The following recipe and photography were provided by local blogger Carolyn Hodges of The Dinner Shift.
If you’re in the market for a really simple weeknight dinner, make your way over to Heinen’s Meat Department and check out their selection of gourmet burgers! These premade patties are perfectly seasoned and come in a variety of flavors. With beef, chicken, turkey, salmon and plant-based bean burgers, there’s really something for everyone!
Of course, burgers are delicious on a toasted bun with all the toppings, but they’re also the perfect protein topper for main dish salads. I picked up Heinen’s Buffalo Chicken Burgers for this fun spin on a buffalo chicken salad complete with celery, carrots, blue cheese and ranch! It’s full of flavor, totally filling and super satisfying. It will be on repeat all summer long!
- Cook time:
- Prep time:
- Total time:
- 2 Heinen’s Gourmet Chicken Buffalo Burgers (about ¾ lb. total)

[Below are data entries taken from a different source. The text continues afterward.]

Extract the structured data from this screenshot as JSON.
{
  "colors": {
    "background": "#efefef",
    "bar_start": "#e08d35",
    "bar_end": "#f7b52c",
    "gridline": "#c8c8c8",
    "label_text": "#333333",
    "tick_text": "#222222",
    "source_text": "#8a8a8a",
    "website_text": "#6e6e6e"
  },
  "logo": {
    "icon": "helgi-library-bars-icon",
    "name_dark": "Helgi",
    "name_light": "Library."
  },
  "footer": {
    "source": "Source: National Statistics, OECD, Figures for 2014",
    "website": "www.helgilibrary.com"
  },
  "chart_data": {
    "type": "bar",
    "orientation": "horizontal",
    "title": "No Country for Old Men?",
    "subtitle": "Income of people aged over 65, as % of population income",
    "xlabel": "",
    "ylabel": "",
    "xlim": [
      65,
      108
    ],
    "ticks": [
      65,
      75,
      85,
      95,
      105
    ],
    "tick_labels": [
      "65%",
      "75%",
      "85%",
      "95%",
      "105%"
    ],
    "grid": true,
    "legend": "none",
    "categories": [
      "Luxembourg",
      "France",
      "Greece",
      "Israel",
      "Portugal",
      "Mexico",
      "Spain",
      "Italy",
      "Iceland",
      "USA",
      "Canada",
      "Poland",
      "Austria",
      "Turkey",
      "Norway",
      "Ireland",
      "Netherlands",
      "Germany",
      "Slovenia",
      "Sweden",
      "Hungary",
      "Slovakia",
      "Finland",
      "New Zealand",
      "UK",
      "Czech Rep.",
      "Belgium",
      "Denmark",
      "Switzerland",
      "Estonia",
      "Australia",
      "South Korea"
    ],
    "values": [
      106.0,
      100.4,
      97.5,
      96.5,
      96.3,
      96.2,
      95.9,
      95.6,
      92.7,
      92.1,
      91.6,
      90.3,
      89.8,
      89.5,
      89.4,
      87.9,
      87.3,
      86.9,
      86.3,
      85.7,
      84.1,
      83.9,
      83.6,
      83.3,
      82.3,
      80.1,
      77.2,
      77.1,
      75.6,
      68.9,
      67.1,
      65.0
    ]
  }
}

- 5 oz. Great Lakes Growers Ohio Spring Mix
- ½ cup Tomz grape tomatoes, halved
- ½ cup matchstick carrots
- ½ cup sliced celery
- ½ avocado, sliced
- 1 green onion, sliced
- ⅓ cup Heinen’s crumbled blue cheese
- Bolthouse Farms classic ranch yogurt dressing (or your favorite ranch dressing)
- Frank’s RedHot buffalo wings sauce (optional)
- Set a grill pan over medium-high heat and spray with cooking spray. You can also use an outdoor grill set to high heat.
- Cook the chicken burgers for 10-12 minutes, flipping halfway through, or until the internal cooking temperature reaches 165˚F. Set aside.
- In a large bowl, toss the spring mix with the tomatoes, carrots, celery, avocado, green onion and blue cheese. Divide between two large bowls.
- Top each with a chicken burger and dress with ranch and buffalo sauce to taste.